Lo, then started thinking about using materials that people discarded, and repurposing it into something cool and meaningful much like the way her dad did. And throughout this process, the father-daughter relationship improved and strengthened. “He would start messaging me images of certain items and explain its significance. We both opened up and started sharing," she says.
Last year, as part of New York Fashion Week, Lo presented her Parsons' MFA graduate knitwear collection appropriately titled ‘Hoarders’. The menswear collection was heavy, exaggerated, shredded, yet tailored looked a little bit like a stylish, streetwise fisherman was caught in an unlucky thunderstorm. Vogue.com called it: “a crafty plastic-meets-workwear collection with clothes frilling and fraying”. Lo expressed that Margiela is her all time favourite designer and it showed in her aesthetic.
Lo has evolved a lot since her time at the Hong Kong Design Institute and participating at the Young Fashion Designers’ Contest (YDC). First of all, she switched from womenswear to menswear, or what she would rather characterise as clothes for gender queer people. “I always found it difficult to buy clothes for small girls like me. So, what I’m looking forward to is making clothes that are like mini-sized menswear but still based on workwear,” says Lo.

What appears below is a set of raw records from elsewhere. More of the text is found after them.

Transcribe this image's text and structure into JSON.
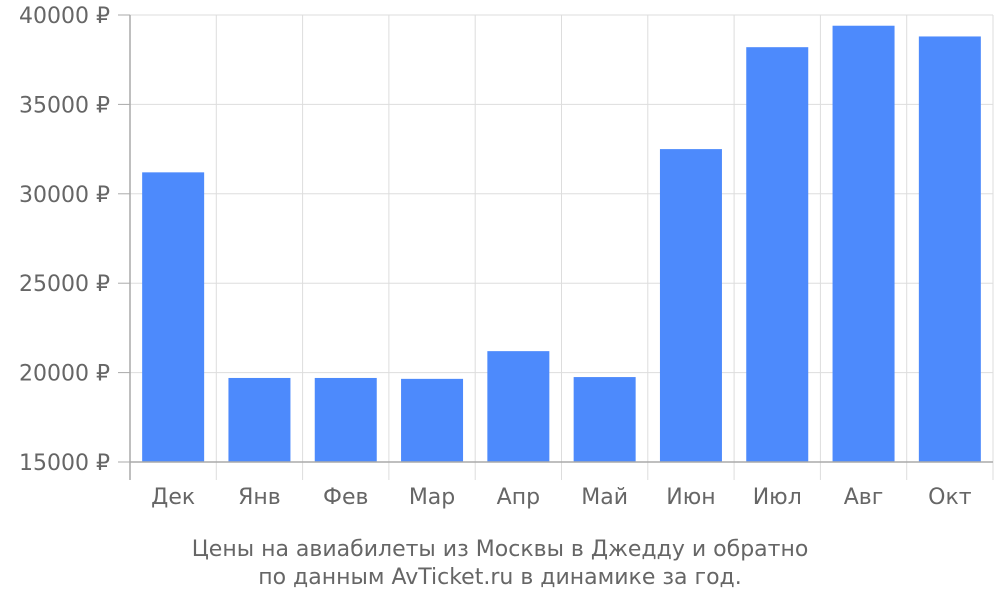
{
  "chart_data": {
    "type": "bar",
    "categories": [
      "Дек",
      "Янв",
      "Фев",
      "Мар",
      "Апр",
      "Май",
      "Июн",
      "Июл",
      "Авг",
      "Окт"
    ],
    "values": [
      31200,
      19700,
      19700,
      19650,
      21200,
      19750,
      32500,
      38200,
      39400,
      38800
    ],
    "ylim": [
      15000,
      40000
    ],
    "y_ticks": [
      "15000 ₽",
      "20000 ₽",
      "25000 ₽",
      "30000 ₽",
      "35000 ₽",
      "40000 ₽"
    ],
    "y_tick_values": [
      15000,
      20000,
      25000,
      30000,
      35000,
      40000
    ],
    "caption_lines": [
      "Цены на авиабилеты из Москвы в Джедду и обратно",
      "по данным AvTicket.ru в динамике за год."
    ],
    "grid": true,
    "bar_color": "#4d8afc",
    "grid_color": "#dddddd",
    "axis_color": "#aaaaaa"
  }
}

Secondly, Lo has now found her focus, which stems from inspirations relating to personal relationships and conversations affecting society as a whole. "I'm not someone who gets inspired by a film or an artwork or anything like that, but more from the interactions around me. I’m still going to find ways to incorporate discarded fabrics into my collections to be part of that narrative,” she says.
Don’t mistake her for a sustainable designer though. “I think every designer should be thinking how to be more sustainable,” Lo says. “During the production process, it should be something inherently understood as being part of fashion.”